Schatzman defended the decision to fire Russell.
“What we do here is a team effort,” he said. “I suggest to you that if your newspaper finds out you’re providing scoops to the competition you will be fired.
“If you work for me, I have to have complete trust and confidence,” he added.
Schatzman is not the only candidate weathering the slings of a brutal campaign season as it relates to staffing.
Kilby alleged that Griffith plans to replace the command staff with friends who are retired federal agents if he wins the election. He said friendly staff at a Greek restaurant in Kernersville reported to him that Griffith’s friends boasted aloud to one another about their prospects for employment.
“There are several federal agents that are looking at having top positions in his administration,” Kilby said. “They’re already retired. They’re going to stay five years so they can draw a second retirement and bleed the retirement system.”
Griffith dismissed the assertion as “ridiculous.”
“Nobody has been offered or promised or given a job,” he said. “It’s against the law, and I will not violate the law. Will I look for talent and surround myself with talent? Of course I will. And there’s talent within the sheriff’s office. There will be some reassignments. Will I bring in some people from the outside? Sure I will. Clif will do the same thing.”
The two challengers have criticized Schatzman’s administration for what they say is high turnover resulting in a lack of experience on the force. Schatzman countered that the department holds an annual turnover rate of 11 percent, compared to 14 percent on average for law enforcement agencies across the state. He also said the average deputy is 36 years old with eight years of experience.
Both challengers have criticized the incumbent’s handling of immigration enforcement.
Griffith said that when he served as chief deputy he was approached by US Immigration and Customs Enforcement about making Winston-Salem a hub for deportations, but Schatzman didn’t like the idea. Griffith said the county could have leased excess beds in the county jail to the feds to house detainees awaiting deportation, and ICE could have used Smith Reynolds Airport to fly them out of the country. But the opportunity has passed.
“Alamance County has the holding facility,” Griffith said. “Raleigh has the aviation facility.”
Kilby charged that the current administration is too lax in its dealing with people who lack proper documentation.

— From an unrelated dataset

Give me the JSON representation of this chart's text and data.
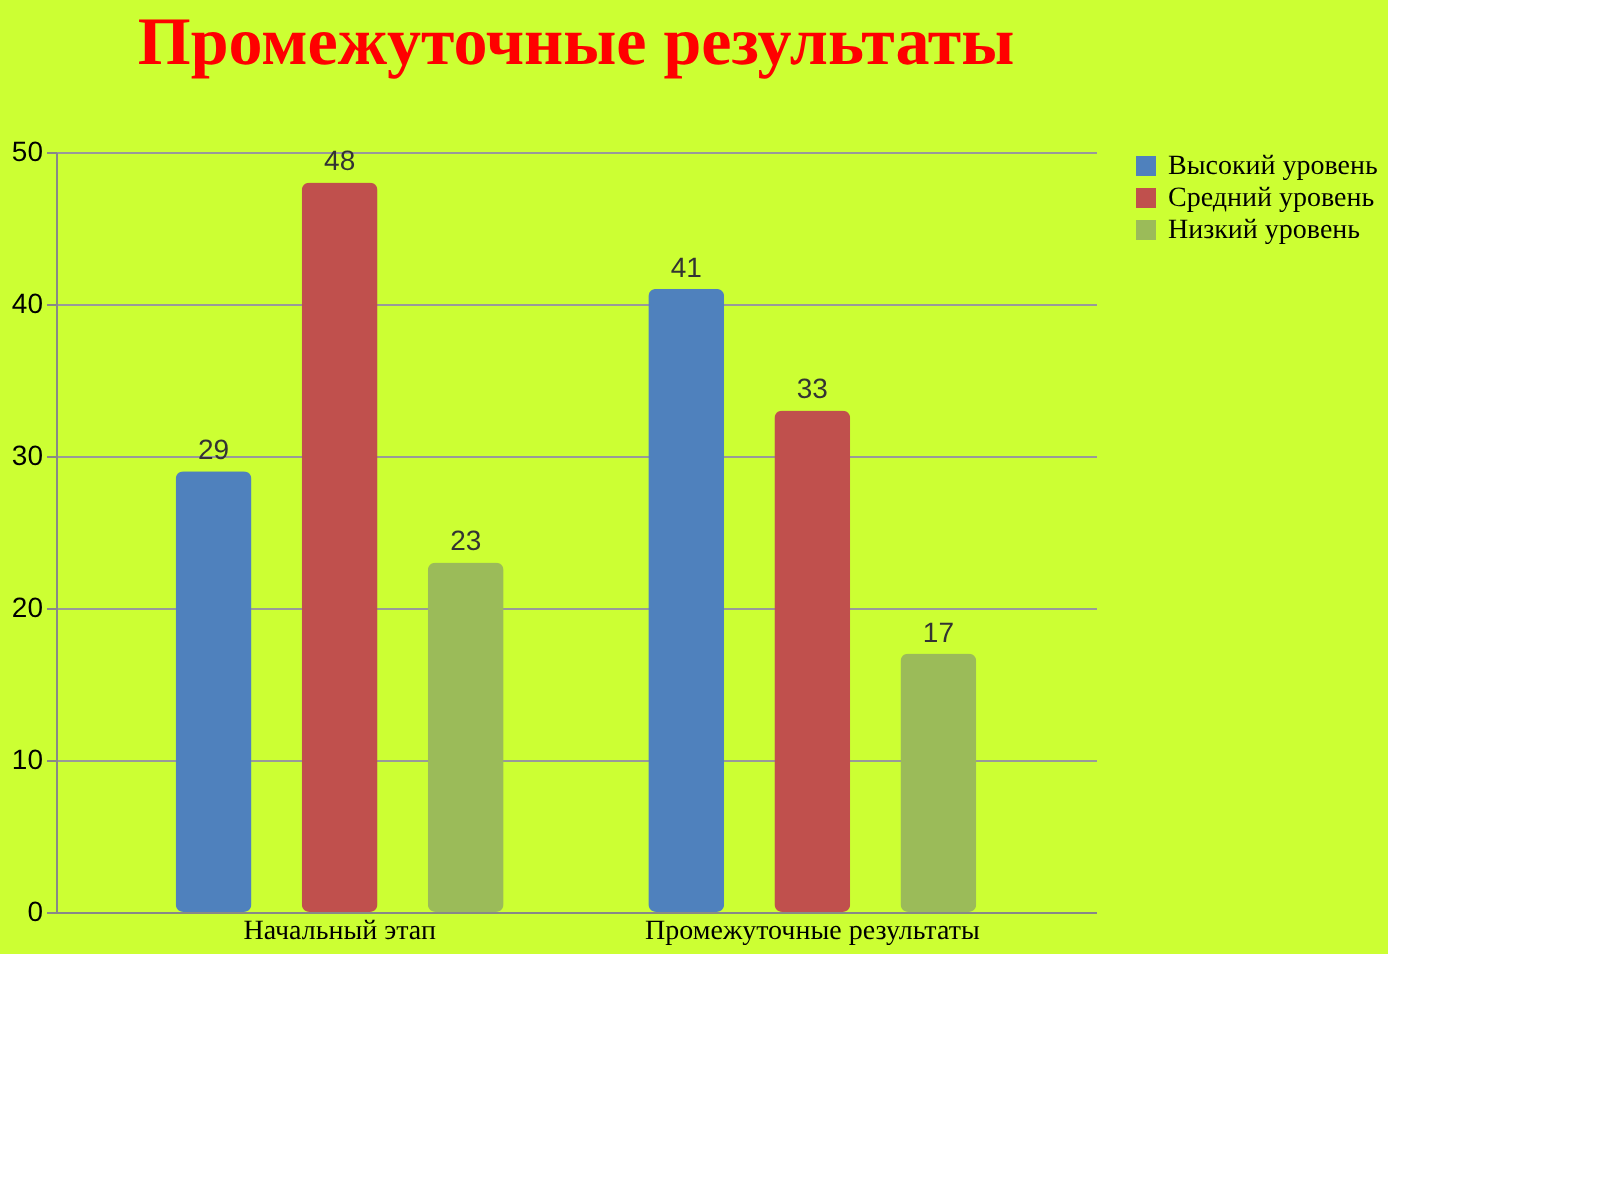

“If they got stopped for not having a seatbelt on, I would not have the guys accept that,” Kilby said. “If they don’t have ID, I’d arrest them and bring them downtown to be processed and fingerprinted.”
Schatzman said the department currently submits the fingerprints of all people arrested to ICE and gives the federal government the opportunity to place detainers on offenders determined to be in the country illegal. The process is handled through a mandatory program called Secure Communities.
“We’re not going to go around asking people for papers,” Schatzman said. “If you’re pulled over and you don’t have your driver’s license, do we take you to jail? No. If you’re Jose or Maria, do you think the deputy sheriff should take you to jail because you don’t have a driver’s license? I don’t think so. That’s not the kind of community we are.”
Despite the clear difference between Schatzman and Kilby’s respective positions on immigration enforcement, the election might hinge instead on how current and former employees, along with their friends — a loose cohort known as “the sheriff’s office family” — feel about the current leadership.
While Kilby was campaigning in the parking garage outside the early-voting location at the Forsyth County Government Center last week, a man wearing a Wake Forest University cap approached him.
“Is Lonnie Maines backing you?” he asked. “When I heard they paid out 90-some thousand dollars, that’s all I needed to hear.”